Lugar de nacimiento:
Algeciras.

Fecha:
19 de mayo de 1975.

Nueva doncella y ponebaños de la marquesa viuda, que decide llamarla María por considerar indecente que su hijo la llame «Preciosa».

Capítulo 1

Mama es mala. Con la edad se le ha puesto una cara de somormujo que asusta.

Pero de tonta no tiene un pelo. Mi padre era inteligente y culto, mujeriego antiguo, hembrero de cumbre alta, siempre jinete, y aficionado a la poesía. Pero yo nací tontito, y aunque la vida y la experiencia me han sacado del atolladero y ahora parezco razonablemente listo, calificar mi infancia de brillante se me antoja una exageración. Pero todo termina por saberse. Así que me hallaba en el salón preparándome mi primer whisky del ocaso cuando mi madre, que se atizaba un pedazo de ginebra capaz de tumbar a un pescador del mar del Norte, me lo soltó de sopetón.

—Tú eres tonto porque te pegaste un morrón en la cabeza el día de tu bautizo.

Revelación sorprendente y desagradable. Mamá se había tragado toda la ginebra e hizo ademán de incorporarse para repetir faena. Hijo solícito donde los haya, acudí hasta su sillón, y me ofreció su vaso. Le preparé una segunda copa de órdago. Tenía que saber el secreto de mi memez infantil. Cuando mi madre probó mi cóctel soltó un leve eructillo, casi carraspeo de ratón. Pero no lo rechazó.

—Te caíste de los brazos del ama cuando los cañones dispararon las salvas de honor.

Intrigante. No sabía que en mi bautizo se habían disparado cañonazos en mi honor. Mamá estaba lanzada.

—En la biblioteca de tu padre encontré un librito con el ceremonial del bautizo del Príncipe de Asturias en tiempos de Isabel II. Y aunque tu padre era reacio a este tipo de cosas, me dio carta blanca para que lo organizara como yo quería. Mi tío, Jorge Belvís de los Gazules, era coronel de Artillería, y le pedí prestados dos cañones y ocho soldados. Como era encantador me los mandó sin poner ni una pega. Instalaron los cañones en la recoleta de los magnolios, en espera de recibir la señal. Mira, el librito está ahí. Yo lo seguí al pie de la letra.
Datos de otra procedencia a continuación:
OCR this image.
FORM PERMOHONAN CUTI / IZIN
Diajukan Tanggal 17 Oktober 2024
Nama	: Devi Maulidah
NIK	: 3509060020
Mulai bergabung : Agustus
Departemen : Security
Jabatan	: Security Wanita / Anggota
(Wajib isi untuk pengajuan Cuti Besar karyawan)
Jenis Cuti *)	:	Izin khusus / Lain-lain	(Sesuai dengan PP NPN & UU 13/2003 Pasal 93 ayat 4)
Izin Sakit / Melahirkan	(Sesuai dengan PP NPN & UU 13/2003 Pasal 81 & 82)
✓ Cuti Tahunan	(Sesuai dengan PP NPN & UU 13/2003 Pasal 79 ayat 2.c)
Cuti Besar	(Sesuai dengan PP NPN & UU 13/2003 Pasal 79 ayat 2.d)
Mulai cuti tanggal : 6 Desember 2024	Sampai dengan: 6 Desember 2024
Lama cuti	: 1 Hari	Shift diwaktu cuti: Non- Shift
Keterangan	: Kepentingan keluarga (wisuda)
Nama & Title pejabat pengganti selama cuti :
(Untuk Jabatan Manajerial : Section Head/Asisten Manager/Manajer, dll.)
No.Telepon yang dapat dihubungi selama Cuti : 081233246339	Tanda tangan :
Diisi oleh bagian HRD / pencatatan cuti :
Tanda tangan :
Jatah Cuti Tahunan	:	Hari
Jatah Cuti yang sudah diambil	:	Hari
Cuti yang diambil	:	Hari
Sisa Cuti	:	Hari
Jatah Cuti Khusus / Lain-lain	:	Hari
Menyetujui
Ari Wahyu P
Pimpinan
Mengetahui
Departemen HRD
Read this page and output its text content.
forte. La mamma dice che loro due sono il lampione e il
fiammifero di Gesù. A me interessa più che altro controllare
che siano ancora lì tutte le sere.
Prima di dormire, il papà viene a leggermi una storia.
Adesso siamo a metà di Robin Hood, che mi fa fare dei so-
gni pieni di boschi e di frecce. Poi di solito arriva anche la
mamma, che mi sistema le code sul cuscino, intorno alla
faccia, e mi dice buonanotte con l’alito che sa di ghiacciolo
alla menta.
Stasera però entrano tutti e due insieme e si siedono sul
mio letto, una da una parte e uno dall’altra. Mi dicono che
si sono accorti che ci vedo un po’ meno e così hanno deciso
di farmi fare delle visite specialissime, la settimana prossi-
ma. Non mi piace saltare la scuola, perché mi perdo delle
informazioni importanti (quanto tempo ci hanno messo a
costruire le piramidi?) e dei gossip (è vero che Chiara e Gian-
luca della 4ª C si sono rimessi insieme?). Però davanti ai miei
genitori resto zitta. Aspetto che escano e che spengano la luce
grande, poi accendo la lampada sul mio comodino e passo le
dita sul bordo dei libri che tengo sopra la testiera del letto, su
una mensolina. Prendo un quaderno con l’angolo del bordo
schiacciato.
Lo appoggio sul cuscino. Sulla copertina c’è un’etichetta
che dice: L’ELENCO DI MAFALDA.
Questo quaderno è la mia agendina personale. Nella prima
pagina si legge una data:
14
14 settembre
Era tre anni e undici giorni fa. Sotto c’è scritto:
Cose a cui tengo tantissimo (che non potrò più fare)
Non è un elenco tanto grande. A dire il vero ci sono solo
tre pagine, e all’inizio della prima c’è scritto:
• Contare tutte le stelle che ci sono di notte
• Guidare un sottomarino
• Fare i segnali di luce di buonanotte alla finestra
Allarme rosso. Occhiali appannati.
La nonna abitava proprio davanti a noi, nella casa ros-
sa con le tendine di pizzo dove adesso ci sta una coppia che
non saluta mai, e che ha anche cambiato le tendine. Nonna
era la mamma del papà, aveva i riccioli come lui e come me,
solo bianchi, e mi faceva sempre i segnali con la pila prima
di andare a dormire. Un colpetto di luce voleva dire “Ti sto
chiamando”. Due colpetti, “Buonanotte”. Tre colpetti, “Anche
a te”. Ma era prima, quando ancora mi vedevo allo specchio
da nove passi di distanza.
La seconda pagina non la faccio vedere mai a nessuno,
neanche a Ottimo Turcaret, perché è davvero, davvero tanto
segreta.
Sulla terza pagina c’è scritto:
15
Encontré el preciado volumen, preciosamente encuadernado. Mamá había subrayado los puntos importantes:

Se nombrarán los ocho gentileshombres del Rey más antiguos para llevar las insignias del bautizo y las condecoraciones. El primero llevará el salero; el segundo el cepillo; el tercero la vela; el cuarto el aguamanil; el quinto la toalla; el sexto el mazapán; el séptimo el Toisón de Oro y el octavo la banda de la Concepción.

—Mamá, ni nosotros tenemos Gentileshombres, ni yo el Toisón de Oro y la banda de la Concepción.

"LE PREPARÉ UNA SEGUNDA COPA DE ÓRDAGO."

—De acuerdo, Susú. Pero nos adaptamos a nuestras circunstancias. En lugar de Gentileshombres llevaron todas esas cosas tus tíos con mejor pinta. El Toisón de Oro lo sustituimos por una corona marquesal de plata dorada que encargué a un orfebre de Sevilla, y la banda de la Concepción por una banda de la Cruz Roja, de la que yo era vicepresidenta regional.

Seguí leyendo.

Desde la sala de guardias hasta la capilla se colgará todo el trecho con tapicerías, y se alfombrará la galería. En el centro de la capilla se pondrá una tarima de dos pies de alto y de capacidad suficiente para colocar sobre ella la Pila de Santo Domingo y cinco o seis personas nada más.

—Mamá, la Pila de Santo Domingo está en Madrid.

—Pero la de Santa Guiomar es nuestra.

—Jamás la he visto.

—Porque está gafada desde que te bautizamos. La guardamos en el chiscón de las caballerizas. Ahí tiene que estar todavía.

Me afané en la lectura.

Llegada la hora, vestido el Rey nuestro señor, preparado el Príncipe, y colocado cada individuo en la pieza que por su clase le corresponde, saldrán del cuarto del Rey dos ujieres de saleta, un mayordomo de semana y un gentilhombre de Su Majestad para avisar a los Consejos y demás invitados que están en la capilla la salida del Rey de su habitación.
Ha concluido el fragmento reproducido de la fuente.